The technology sector has not been a popular destination for private investors' funds in recent years. For some, whose experience goes back to the dot-com boom, that's because they'll never look at a technology share again. For many,
though, it's because the technology sector is a relatively small part of the UK market and receives little attention from advisers or the mainstream press. That's a little strange when, according to Lipper, the Technology sector has outperformed the UK All Companies sector over one, three and seven years. It's time to redress the balance.
Not for the classic "buy and hold" investor
Companies in the technology sector are growth oriented and either do not pay dividends or pay insignificant dividends. Earnings are re-invested into R&D and marketing and not doled out to shareholders.
For investors in many market segments, dividends can constitute 50% of their total long-term returns and provide compensation and consolation in bear markets. With the technology sector, that is emphatically not the case; the only way you're going to make money is selling at a higher price than you bought at. Buying at the right time is crucial and here are five reasons why I think that time is now.
1. The right time in the economic cycle
Tech stocks are growth cyclicals. They benefit when recessions end and companies start investing in productivity enhancing technologies, increasing efficiency without hiring people. The next two or three years should be very good for sales and earnings growth.
2. Better balance sheets
Tech stocks didn't benefit from the credit-fuelled insanity that drove housing, construction and banking in the last boom. As a result they have more cash and less debt than any other sector. In fact, technology represents 17% of the S&P 500 (news) but contains 35% of its cash. Because the industry is relatively young, it is also not plagued by the pension liabilities that threaten the health of some our largest companies.
3. Good prospects for mergers and acquisitions
There have been some high profile mergers and acquisitions recently (HP has bought EDS, Oracle (NASDAQ: ORCL - news) purchased Sun Microsystems (NASDAQ: JAVAD - news) , and Dell (NASDAQ: DELL - news) has recruited an M&A chief from IBM (NYSE: IBM - news) ). That is likely to continue as the larger companies can acquire intellectual property and high growth through smaller players at reasonable prices.
4. Attractive valuations
The top ten holdings in the Polar Capital Technology Trust (LSE: PCT), one of the three investment trusts operating in this sector, are actually trading at a discount to the broader market. That's quite attractive given the greater long-term earnings potential of the sector.
5. A new technology cycle
Arguably one of the reasons the sector did not shine so brightly in the last bull market was the absence of industry-changing technologies (the 'client-server' cycle expired, 2G mobile penetration completed etc). That has all changed with the advent of 'cloud computing', reducing the need to compute (expensively) locally by using low-cost remote servers exploiting the internet and plentiful bandwidth. Increasing use of mobile broadband will also create opportunities.

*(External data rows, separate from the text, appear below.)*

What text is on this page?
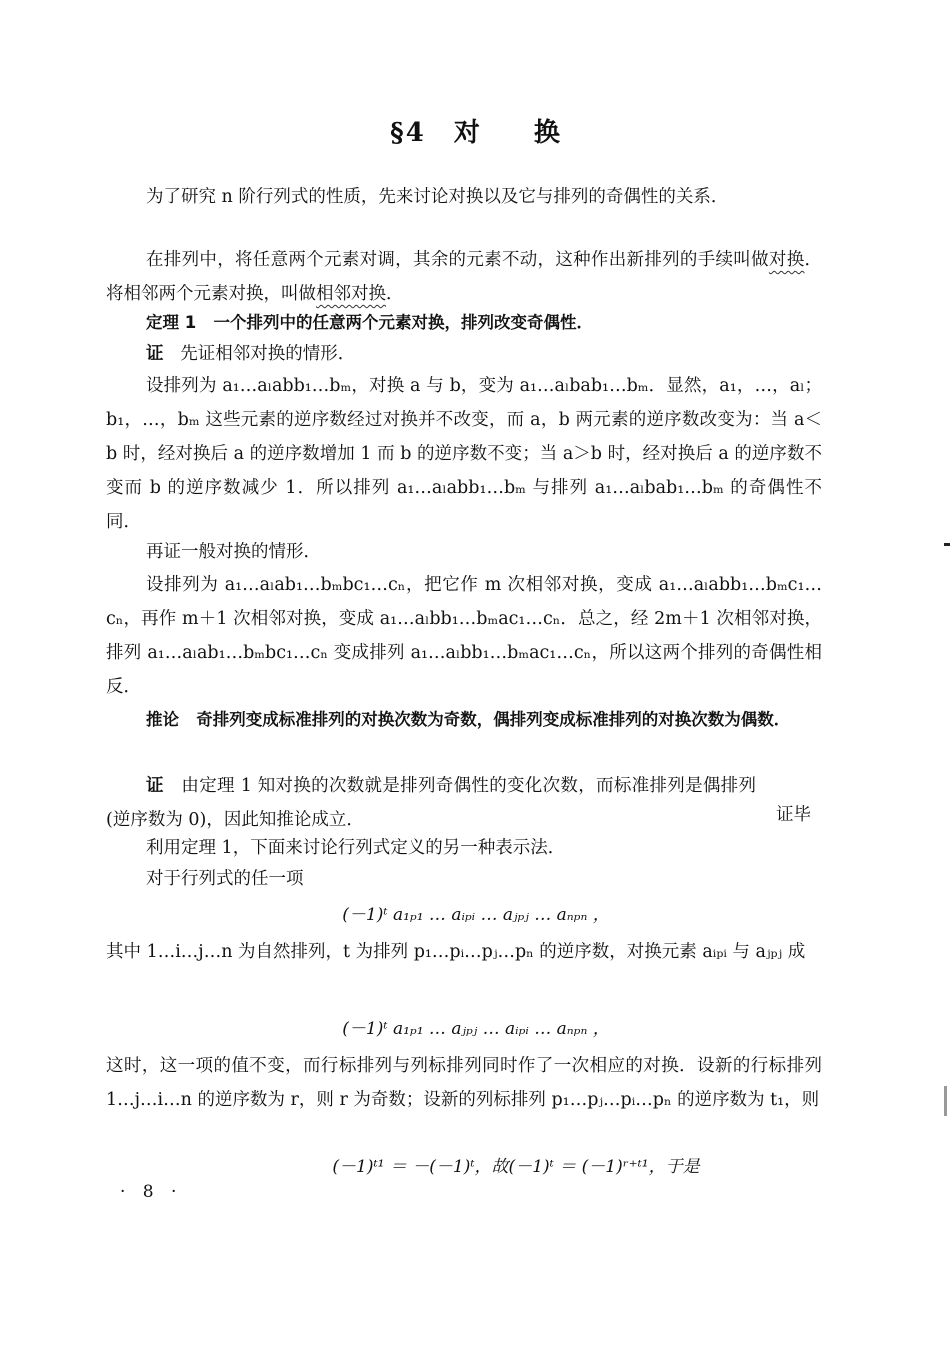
§4 对 换

为了研究 n 阶行列式的性质，先来讨论对换以及它与排列的奇偶性的关系．

在排列中，将任意两个元素对调，其余的元素不动，这种作出新排列的手续叫做对换．将相邻两个元素对换，叫做相邻对换．

定理 1 一个排列中的任意两个元素对换，排列改变奇偶性．

证 先证相邻对换的情形．

设排列为 a₁…aₗabb₁…bₘ，对换 a 与 b，变为 a₁…aₗbab₁…bₘ．显然，a₁，…，aₗ；b₁，…，bₘ 这些元素的逆序数经过对换并不改变，而 a，b 两元素的逆序数改变为：当 a＜b 时，经对换后 a 的逆序数增加 1 而 b 的逆序数不变；当 a＞b 时，经对换后 a 的逆序数不变而 b 的逆序数减少 1．所以排列 a₁…aₗabb₁…bₘ 与排列 a₁…aₗbab₁…bₘ 的奇偶性不同．

再证一般对换的情形．

设排列为 a₁…aₗab₁…bₘbc₁…cₙ，把它作 m 次相邻对换，变成 a₁…aₗabb₁…bₘc₁…cₙ，再作 m＋1 次相邻对换，变成 a₁…aₗbb₁…bₘac₁…cₙ．总之，经 2m＋1 次相邻对换，排列 a₁…aₗab₁…bₘbc₁…cₙ 变成排列 a₁…aₗbb₁…bₘac₁…cₙ，所以这两个排列的奇偶性相反．

推论 奇排列变成标准排列的对换次数为奇数，偶排列变成标准排列的对换次数为偶数．

证 由定理 1 知对换的次数就是排列奇偶性的变化次数，而标准排列是偶排列(逆序数为 0)，因此知推论成立．	证毕

利用定理 1，下面来讨论行列式定义的另一种表示法．

对于行列式的任一项

(－1)ᵗ a₁ₚ₁ … aᵢₚᵢ … aⱼₚⱼ … aₙₚₙ ，

其中 1…i…j…n 为自然排列，t 为排列 p₁…pᵢ…pⱼ…pₙ 的逆序数，对换元素 aᵢₚᵢ 与 aⱼₚⱼ 成

(－1)ᵗ a₁ₚ₁ … aⱼₚⱼ … aᵢₚᵢ … aₙₚₙ ，

这时，这一项的值不变，而行标排列与列标排列同时作了一次相应的对换．设新的行标排列 1…j…i…n 的逆序数为 r，则 r 为奇数；设新的列标排列 p₁…pⱼ…pᵢ…pₙ 的逆序数为 t₁，则

(－1)ᵗ¹ ＝ －(－1)ᵗ，故(－1)ᵗ ＝ (－1)ʳ⁺ᵗ¹，于是
· 8 ·
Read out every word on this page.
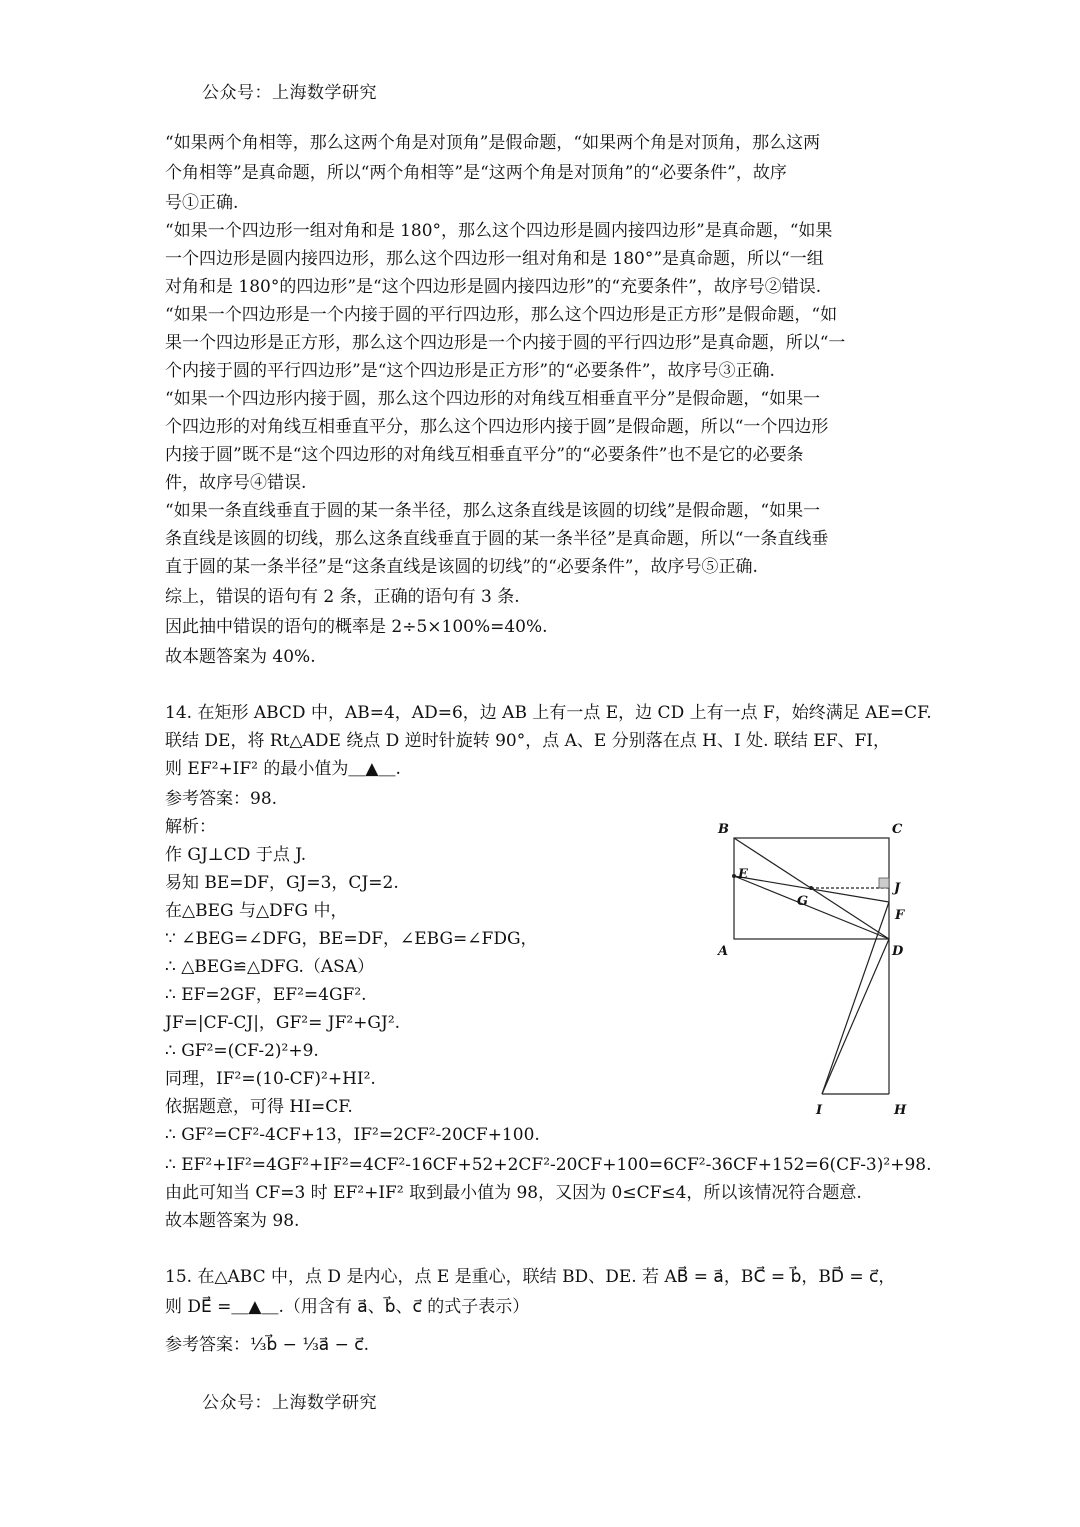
公众号：上海数学研究
“如果两个角相等，那么这两个角是对顶角”是假命题，“如果两个角是对顶角，那么这两
个角相等”是真命题，所以“两个角相等”是“这两个角是对顶角”的“必要条件”，故序
号①正确.
“如果一个四边形一组对角和是 180°，那么这个四边形是圆内接四边形”是真命题，“如果
一个四边形是圆内接四边形，那么这个四边形一组对角和是 180°”是真命题，所以“一组
对角和是 180°的四边形”是“这个四边形是圆内接四边形”的“充要条件”，故序号②错误.
“如果一个四边形是一个内接于圆的平行四边形，那么这个四边形是正方形”是假命题，“如
果一个四边形是正方形，那么这个四边形是一个内接于圆的平行四边形”是真命题，所以“一
个内接于圆的平行四边形”是“这个四边形是正方形”的“必要条件”，故序号③正确.
“如果一个四边形内接于圆，那么这个四边形的对角线互相垂直平分”是假命题，“如果一
个四边形的对角线互相垂直平分，那么这个四边形内接于圆”是假命题，所以“一个四边形
内接于圆”既不是“这个四边形的对角线互相垂直平分”的“必要条件”也不是它的必要条
件，故序号④错误.
“如果一条直线垂直于圆的某一条半径，那么这条直线是该圆的切线”是假命题，“如果一
条直线是该圆的切线，那么这条直线垂直于圆的某一条半径”是真命题，所以“一条直线垂
直于圆的某一条半径”是“这条直线是该圆的切线”的“必要条件”，故序号⑤正确.
综上，错误的语句有 2 条，正确的语句有 3 条.
因此抽中错误的语句的概率是 2÷5×100%=40%.
故本题答案为 40%.
14. 在矩形 ABCD 中，AB=4，AD=6，边 AB 上有一点 E，边 CD 上有一点 F，始终满足 AE=CF.
联结 DE，将 Rt△ADE 绕点 D 逆时针旋转 90°，点 A、E 分别落在点 H、I 处. 联结 EF、FI，
则 EF²+IF² 的最小值为＿▲＿.
参考答案：98.
解析：
作 GJ⊥CD 于点 J.
易知 BE=DF，GJ=3，CJ=2.
在△BEG 与△DFG 中，
∵ ∠BEG=∠DFG，BE=DF，∠EBG=∠FDG，
∴ △BEG≌△DFG.（ASA）
∴ EF=2GF，EF²=4GF².
JF=|CF-CJ|，GF²= JF²+GJ².
∴ GF²=(CF-2)²+9.
同理，IF²=(10-CF)²+HI².
依据题意，可得 HI=CF.
∴ GF²=CF²-4CF+13，IF²=2CF²-20CF+100.
∴ EF²+IF²=4GF²+IF²=4CF²-16CF+52+2CF²-20CF+100=6CF²-36CF+152=6(CF-3)²+98.
由此可知当 CF=3 时 EF²+IF² 取到最小值为 98，又因为 0≤CF≤4，所以该情况符合题意.
故本题答案为 98.
B	C
E
J
G
F
A	D
I	H
15. 在△ABC 中，点 D 是内心，点 E 是重心，联结 BD、DE. 若 AB⃗ = a⃗，BC⃗ = b⃗，BD⃗ = c⃗，
则 DE⃗ =＿▲＿.（用含有 a⃗、b⃗、c⃗ 的式子表示）
参考答案：⅓b⃗ − ⅓a⃗ − c⃗.
公众号：上海数学研究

Take the plunge with funds
So, I rather like the look of the sector and the question then becomes how best to gain exposure to these companies. Although I'm not always a great fan of managed funds, I believe this is the best way for a UK investor to proceed for two reasons -- first, the most attractive candidates are listed in the US and Asia. Second, this sector is risky and a wide spread of holdings is advisable.
The next decision is whether to use a closed-end fund (i.e. investment trusts) or an open ended fund (i.e unit trusts and OEICs). Here I would favour one of the three investment trusts focused on the sector as they are all sitting on discounts to net asset value: Herald Investment Trust (LSE: HRI), Polar Capital Technology (LSE: PCT) or RCM Investment Trust (LSE: RTT).
Given the volatility of the sector and the massive price rises of the last six months, I would drip feed funds over the next few months. And for those of you who completely disagree with my views on the sector, there is always db x-trackers DJ STOXX 600 Technology Short ETF (XS8S).